Stephen Connelly celebrates winning the Gainsborough Ward, at the local election count at Ipswich Co

Stephen Connelly celebrates winning the Gainsborough Ward, at the local election count at Ipswich Corn Exchange two years ago. Will Labour be cheering again next month? Picture: SIMON PARKER

Voters will be going to the polls in Ipswich and Colchester at the start of next month as a third of the seats on the boroughs are up for grabs.
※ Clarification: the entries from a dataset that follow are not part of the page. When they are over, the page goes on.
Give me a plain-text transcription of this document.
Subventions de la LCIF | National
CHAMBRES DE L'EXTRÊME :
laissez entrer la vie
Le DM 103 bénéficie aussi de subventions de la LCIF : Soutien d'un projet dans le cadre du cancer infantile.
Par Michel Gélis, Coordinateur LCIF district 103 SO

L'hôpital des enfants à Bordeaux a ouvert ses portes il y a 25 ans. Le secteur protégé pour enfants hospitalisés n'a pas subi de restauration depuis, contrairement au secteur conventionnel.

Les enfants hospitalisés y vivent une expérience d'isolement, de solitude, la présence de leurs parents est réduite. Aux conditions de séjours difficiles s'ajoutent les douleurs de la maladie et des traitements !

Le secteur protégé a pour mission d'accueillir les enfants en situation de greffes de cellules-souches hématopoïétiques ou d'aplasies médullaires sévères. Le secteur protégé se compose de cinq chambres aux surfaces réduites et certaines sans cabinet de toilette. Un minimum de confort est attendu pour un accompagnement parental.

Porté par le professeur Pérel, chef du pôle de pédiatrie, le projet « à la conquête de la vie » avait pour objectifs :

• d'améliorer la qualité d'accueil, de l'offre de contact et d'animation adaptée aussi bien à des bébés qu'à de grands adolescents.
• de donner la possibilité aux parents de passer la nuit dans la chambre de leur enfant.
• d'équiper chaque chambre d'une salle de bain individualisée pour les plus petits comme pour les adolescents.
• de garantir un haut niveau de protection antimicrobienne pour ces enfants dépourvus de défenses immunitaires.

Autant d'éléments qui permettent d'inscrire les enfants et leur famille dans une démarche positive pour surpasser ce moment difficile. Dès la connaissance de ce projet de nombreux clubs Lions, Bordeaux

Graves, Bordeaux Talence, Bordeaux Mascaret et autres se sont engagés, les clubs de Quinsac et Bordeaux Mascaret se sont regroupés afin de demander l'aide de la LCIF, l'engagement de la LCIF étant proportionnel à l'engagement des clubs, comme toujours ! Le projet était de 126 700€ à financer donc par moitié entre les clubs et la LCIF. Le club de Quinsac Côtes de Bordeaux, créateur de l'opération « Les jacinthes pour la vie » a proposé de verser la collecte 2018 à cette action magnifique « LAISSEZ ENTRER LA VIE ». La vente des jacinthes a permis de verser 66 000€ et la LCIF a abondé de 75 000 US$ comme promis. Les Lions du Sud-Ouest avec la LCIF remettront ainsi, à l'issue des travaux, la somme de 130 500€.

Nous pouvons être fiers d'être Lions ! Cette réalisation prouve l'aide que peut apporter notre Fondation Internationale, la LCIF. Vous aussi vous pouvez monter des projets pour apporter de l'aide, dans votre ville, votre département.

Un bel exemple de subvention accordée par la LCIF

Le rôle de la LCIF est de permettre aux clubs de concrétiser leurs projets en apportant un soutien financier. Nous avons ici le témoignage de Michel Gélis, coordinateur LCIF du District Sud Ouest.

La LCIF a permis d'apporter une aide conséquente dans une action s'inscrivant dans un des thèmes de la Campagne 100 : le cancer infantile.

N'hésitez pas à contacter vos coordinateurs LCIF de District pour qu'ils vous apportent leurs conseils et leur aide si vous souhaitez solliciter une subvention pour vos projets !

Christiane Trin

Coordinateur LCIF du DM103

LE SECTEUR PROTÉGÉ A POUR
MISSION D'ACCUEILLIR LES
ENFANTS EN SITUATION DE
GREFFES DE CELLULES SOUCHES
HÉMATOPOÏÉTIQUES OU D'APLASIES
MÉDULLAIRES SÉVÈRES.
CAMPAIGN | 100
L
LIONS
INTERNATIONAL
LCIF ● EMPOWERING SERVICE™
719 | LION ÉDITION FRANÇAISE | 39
They are the only widespread elections in Suffolk and north Essex this year – all the other district and borough councils in the area have all-out elections next year.

In both Ipswich and Colchester a third of the council seats will be up for grabs – 16 in Ipswich and 17 in Colchester.

In Ipswich it is effectively impossible for Labour to lose power – it currently holds 33 of the 48 seats at the borough and even the most optimistic opposition politicians do not expect to gain more than a handful of the seats up for grabs this time.

In Colchester, which is run by a joint LibDem/Labour administration, things are much tighter. The Conservatives only have to gain three of the 17 seats up for election to form a majority administration.

In Ipswich the campaigning has been keen with local politicians trying to keep the debate on the doorsteps focussed on local issues.

Labour council leader David Ellesmere said local issues had been right to the fore: “We are hearing that people like what we are doing in the town with building new council houses and protecting services while they aren’t impressed with the state of the roads which are re responsibility of the Tory county council.”

Most Read

Ipswich Labour MP Sandy Martin said there had been little serious concern about the party’s national profiles: “You hear from some people that they don’t like Jeremy Corbyn, but we heard the same about Ed Miliband and Tony Blair – it is what is happening in the town that people want to talk about this time.”

However Conservative group leader Ian Fisher felt the national leadership was a major issue for many voters: “I wish it was more locally-focussed, but on the doorsteps we are hearing people saying they just don’t like Jeremy Corbyn – he’s one of those people you like or hate.

“In some parts of the town there are specific issues like the Upper Orwell Crossing in Holywells or the Northern Fringe in Castle Hill – but elsewhere people are seeing this as a referendum on national issues.”

The elections are being held on Thursday, May 3 – and the votes will be counted overnight.